Hilchenbach. Dem Hilchenbacher Stadtarchiv gehen die letzten freien Regalmeter aus – die Bücherei nebenan kann sich wenigstens mit Flohmärkten behelfen.
Im Rathaus fliegt offensichtlich das Papier aus den Büros. Mit der „digitalen Umstellung“ jedenfalls erklärt sich Stadtarchivarin Verena Hof-Freudenberg den Massenanfall an Akten, die seit ihrem Amtsantritt im August bei ihr abgegeben worden sind: 1106, die nach der Sichtung übrig geblieben sind, in säurefreie Mappen gepackt und von Metall, wie zum Beispiel Büroklammern, befreit werden.

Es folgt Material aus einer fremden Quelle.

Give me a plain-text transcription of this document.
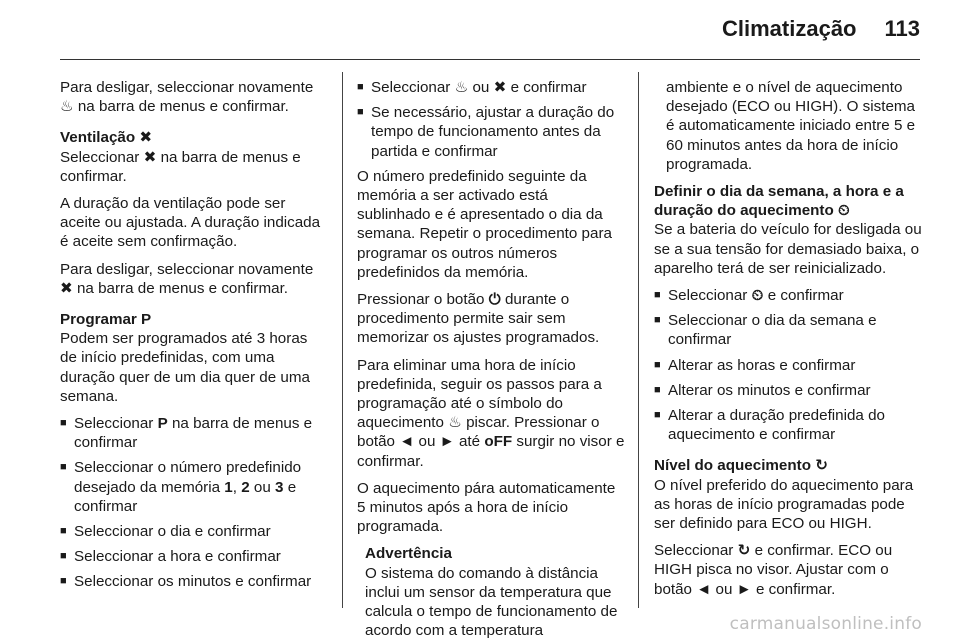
Climatização 113

Para desligar, seleccionar novamente ♨ na barra de menus e confirmar.

Ventilação ✖

Seleccionar ✖ na barra de menus e confirmar.

A duração da ventilação pode ser aceite ou ajustada. A duração indicada é aceite sem confirmação.

Para desligar, seleccionar novamente ✖ na barra de menus e confirmar.

Programar P

Podem ser programados até 3 horas de início predefinidas, com uma duração quer de um dia quer de uma semana.

■ Seleccionar P na barra de menus e confirmar
■ Seleccionar o número predefinido desejado da memória 1, 2 ou 3 e confirmar
■ Seleccionar o dia e confirmar
■ Seleccionar a hora e confirmar
■ Seleccionar os minutos e confirmar
■ Seleccionar ♨ ou ✖ e confirmar
■ Se necessário, ajustar a duração do tempo de funcionamento antes da partida e confirmar

O número predefinido seguinte da memória a ser activado está sublinhado e é apresentado o dia da semana. Repetir o procedimento para programar os outros números predefinidos da memória.

Pressionar o botão ⏻ durante o procedimento permite sair sem memorizar os ajustes programados.

Para eliminar uma hora de início predefinida, seguir os passos para a programação até o símbolo do aquecimento ♨ piscar. Pressionar o botão ◄ ou ► até oFF surgir no visor e confirmar.

O aquecimento pára automaticamente 5 minutos após a hora de início programada.

Advertência
O sistema do comando à distância inclui um sensor da temperatura que calcula o tempo de funcionamento de acordo com a temperatura

ambiente e o nível de aquecimento desejado (ECO ou HIGH). O sistema é automaticamente iniciado entre 5 e 60 minutos antes da hora de início programada.

Definir o dia da semana, a hora e a duração do aquecimento ⏲

Se a bateria do veículo for desligada ou se a sua tensão for demasiado baixa, o aparelho terá de ser reinicializado.

■ Seleccionar ⏲ e confirmar
■ Seleccionar o dia da semana e confirmar
■ Alterar as horas e confirmar
■ Alterar os minutos e confirmar
■ Alterar a duração predefinida do aquecimento e confirmar
Nível do aquecimento ↻

O nível preferido do aquecimento para as horas de início programadas pode ser definido para ECO ou HIGH.

Seleccionar ↻ e confirmar. ECO ou HIGH pisca no visor. Ajustar com o botão ◄ ou ► e confirmar.

carmanualsonline.info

Archiv: Dependance zu schwach für starke Lasten
Eine Stunde Arbeitsaufwand wird gemeinhin je Akte veranschlagt. Den musste die neue Archivarin, die die Nachfolge von Reinhard Gämlich angetreten hat, allerdings nicht allein aufbringen: „Ich hatte gute Vorarbeiter in der Verwaltung.“ Die große Sorge des Archivs konnten die ihr allerdings nicht abnehmen: Der Platz wird knapp. Acht Regalmeter sind noch frei, der Rest mit an die 70.000 Akten, Büchern, Nachlässen und sonstigen Archivalien belegt.. „In sechs Monaten sind wir auf Null“, sagt Verena Hof-Freudenberg, „das ist ein ganz großes Problem.“ Platz im Keller wäre noch für ein kleines Rollregallager, das Kapazität für ein bis zwei Jahre bringt. Der bereits längst als Archiv-Dependance genutzte ehemalige Verwaltungstrakt des Jung-Stilling-Gymnasiums, der heutigen Carl-Kraemer-Realschule, ist da auch keine Alternative mehr: „Die Räume müssen das ja auch statisch aushalten.“ Und ein Archiv ist nun mal kein Leichtgewicht.
Lieber doch kein Konzept
Bisher keinen Platz im Kulturhaushalt gefunden hat das Kulturkonzept, für das nach dem Willen des Kulturausschusses 30.000 Euro bereitgestellt werden sollten – vor allem, um Inhalte und Organisation des Kulturellen Marktplatzes zu klären.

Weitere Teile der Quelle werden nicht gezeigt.